And if we're going to call the imagery in this production shallow, then we'd better start addressing the upholstery choices of other operas. A bland or traditional design is a missed opportunity for the director to force his personal, narrow, anachronistic wrapper around the production. Wagner was actually quite specific in his stage directions. Do the critics demand that every new production include a deep layer of obfuscation unintended by the composer? Do they want high-concept settings in every scene that somehow don't also usurp your attention away from the music?

Some images were admittedly a little strange. The palantir-esque eye during Wotan's monologue in Die Walküre was probably not a Wagner invention. The transitional purple-pink, amorphous patterns in the final opera defied any explanation. But these were neither distasteful nor jarring. A few slightly odd visuals do not deem the entire production "catastrophic" or "disastrous" as many critics have proudly hyperbolized.

One example of a particularly effective use of the set was the opening to Act III of Die Walküre: Ride of the Valkyries. Here, the eight Valkyrie sisters ride through the sky selecting the bravest of fallen warriors to bring back to Valhalla. They enter with a (tremendously difficult, especially as an opener) battle cry of "Hojotoho!" In other productions, the curtain rises, the music starts, the goddesses enter onto the stage, they sing, they call to their implied horses offstage, and it is a rousing show. In the Lepage production the music starts with the sisters spaced between the 24 moving planks. 16 of these are stationary and show the mountains and clouds passing below while the eight that they sit atop are fashioned as the heads of their horses. These horse heads tilt up and down suggesting their riding motion. Rather than entering the stage one-by-one, there they are riding fast, high in the sky. When it's one Valkyrie's time to enter, she slides down her plank onto the front of the stage, effectively dismounting. This is possibly the first presentation of this scene that fully expresses the dynamism and vivacity of these warrior goddesses. It was thrilling and the audience definitely responded.

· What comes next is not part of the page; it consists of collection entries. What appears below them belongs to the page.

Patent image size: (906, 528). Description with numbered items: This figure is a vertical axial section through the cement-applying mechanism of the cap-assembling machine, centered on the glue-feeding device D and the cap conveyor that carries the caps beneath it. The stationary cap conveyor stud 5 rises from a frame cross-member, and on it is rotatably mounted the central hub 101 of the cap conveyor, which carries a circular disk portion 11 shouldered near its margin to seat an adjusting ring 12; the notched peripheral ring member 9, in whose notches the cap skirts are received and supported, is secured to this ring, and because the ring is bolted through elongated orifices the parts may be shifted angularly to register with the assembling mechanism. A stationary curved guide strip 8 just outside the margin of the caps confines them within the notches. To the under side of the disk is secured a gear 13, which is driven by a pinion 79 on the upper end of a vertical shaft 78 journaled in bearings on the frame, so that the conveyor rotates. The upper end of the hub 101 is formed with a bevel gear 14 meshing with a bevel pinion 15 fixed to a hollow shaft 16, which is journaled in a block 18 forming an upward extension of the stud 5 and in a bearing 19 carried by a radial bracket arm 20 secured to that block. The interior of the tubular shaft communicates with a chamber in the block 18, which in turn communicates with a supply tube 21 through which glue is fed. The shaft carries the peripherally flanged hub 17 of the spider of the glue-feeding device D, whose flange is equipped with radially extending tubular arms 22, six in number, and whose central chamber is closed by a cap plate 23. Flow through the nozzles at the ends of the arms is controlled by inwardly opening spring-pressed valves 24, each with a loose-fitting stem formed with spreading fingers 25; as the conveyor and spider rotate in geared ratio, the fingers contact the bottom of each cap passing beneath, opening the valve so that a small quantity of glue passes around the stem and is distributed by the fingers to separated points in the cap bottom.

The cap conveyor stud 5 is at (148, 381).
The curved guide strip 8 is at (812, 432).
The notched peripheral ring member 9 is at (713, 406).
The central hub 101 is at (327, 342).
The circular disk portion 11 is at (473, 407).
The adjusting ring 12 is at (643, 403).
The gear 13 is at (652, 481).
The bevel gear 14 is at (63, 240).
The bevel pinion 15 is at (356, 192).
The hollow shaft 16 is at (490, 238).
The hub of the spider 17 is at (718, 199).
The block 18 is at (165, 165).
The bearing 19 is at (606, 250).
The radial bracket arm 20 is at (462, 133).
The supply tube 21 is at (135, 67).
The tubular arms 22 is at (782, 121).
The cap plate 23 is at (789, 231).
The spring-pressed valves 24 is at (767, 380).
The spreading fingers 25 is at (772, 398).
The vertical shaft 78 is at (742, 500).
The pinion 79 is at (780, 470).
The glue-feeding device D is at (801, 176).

Another was Donner's clearing of the sky which opens the way to Valhalla. For this short scene, Donner stands alone on the set which serves as a misty, tilted surface representing the sky. As the music rises and he prepares for his strike, he strides in circles about the center of the set which pushes the mist into a sort of whirlpool (as I mentioned, the images are responsive). Finally, at the music's climax, he strikes the ground (which is the sky, remember) with his huge hammer, bolts of lightning flash from the point of contact, and the mist clears. (I was going to link a video from the original season's performance, but it was different enough to lack the vitality of the version I saw.)

The problems I detected with the production were three-fold. First, there were a few curious decisions in the direction. But being ignorant of Wagner's stage directions, I'll leave those alone. Second, while there were definitely more than a few fantastic voices (Stefan Margita, Stephanie Blythe, Eric Owens, Hans-Peter König, Jay Hunter Morris), a few important characters received weaker talent. Wotan, in particular. Mark Delavan is a clumsy actor with a voice too thin to conjure the full authority of the character. But these roles are all so incredibly demanding, the fact they had voices left at all by the end deserves great respect. (Bryn Terfel plays Wotan in the recordings that are available for purchase on DVD or Blu-ray, and his portrayal ranges from tender to terrifying. Sometimes tired, though.)

Finally, the conductor, Fabio Luisi, managed to let me down too often. There were times in Das Rheingold where the Met orchestra stated bold themes less than boldly, and others when they rose too loud and completely drowned out the singers. In Götterdämmerung, the orchestra was frustratingly inconsistent. Especially in the brass. I don't know if it was just one or several horn players having a bad night, but it was highly uncharacteristic of this normally superior ensemble.

Still, these are mere quibbles. Ring productions are always big, expensive, exhausting, enormously challenging projects. To accept and surmount the considerable technical and technological challenges that Lepage's production entails honors Wagner's ambitions. Do the myriad leitmotifs not derive from a few fundamental bases? Then isn't it fitting to have the sets derive from variations on a common foundation, i.e. the machine? The public seems more appreciative than the critics. There were people outside with signs begging for tickets each night. The always generous applause at the end of acts usually came well before the last note sounded. And walking around listening to conversations, the only negative comment I heard was from some poor young man complaining over his phone about how he couldn't understand the plot or the singing and couldn't leave and shouldn't have eaten Chipotle earlier in the day.

If Ring experts find the production too vanilla for their tastes, fine. If you've seen a dozen Ring cycles and are well familiar with Wagner's intent, I understand that you want a new perspective. But most people have not, and the machine together with the cast and orchestra make for a brilliant introduction. In the end, I accuse the critics of deciding the production a failure first, then inventing reasons to justify this later. Perhaps blogger David Kim sums it up best: "The most virulent criticism I’ve seen of Lepage’s work comes from music critics of many years standing who have particular interests in twentieth and twenty-first century music. The most effusive praise comes from websites dedicated to Wagner. That probably tells you most of what you need to know."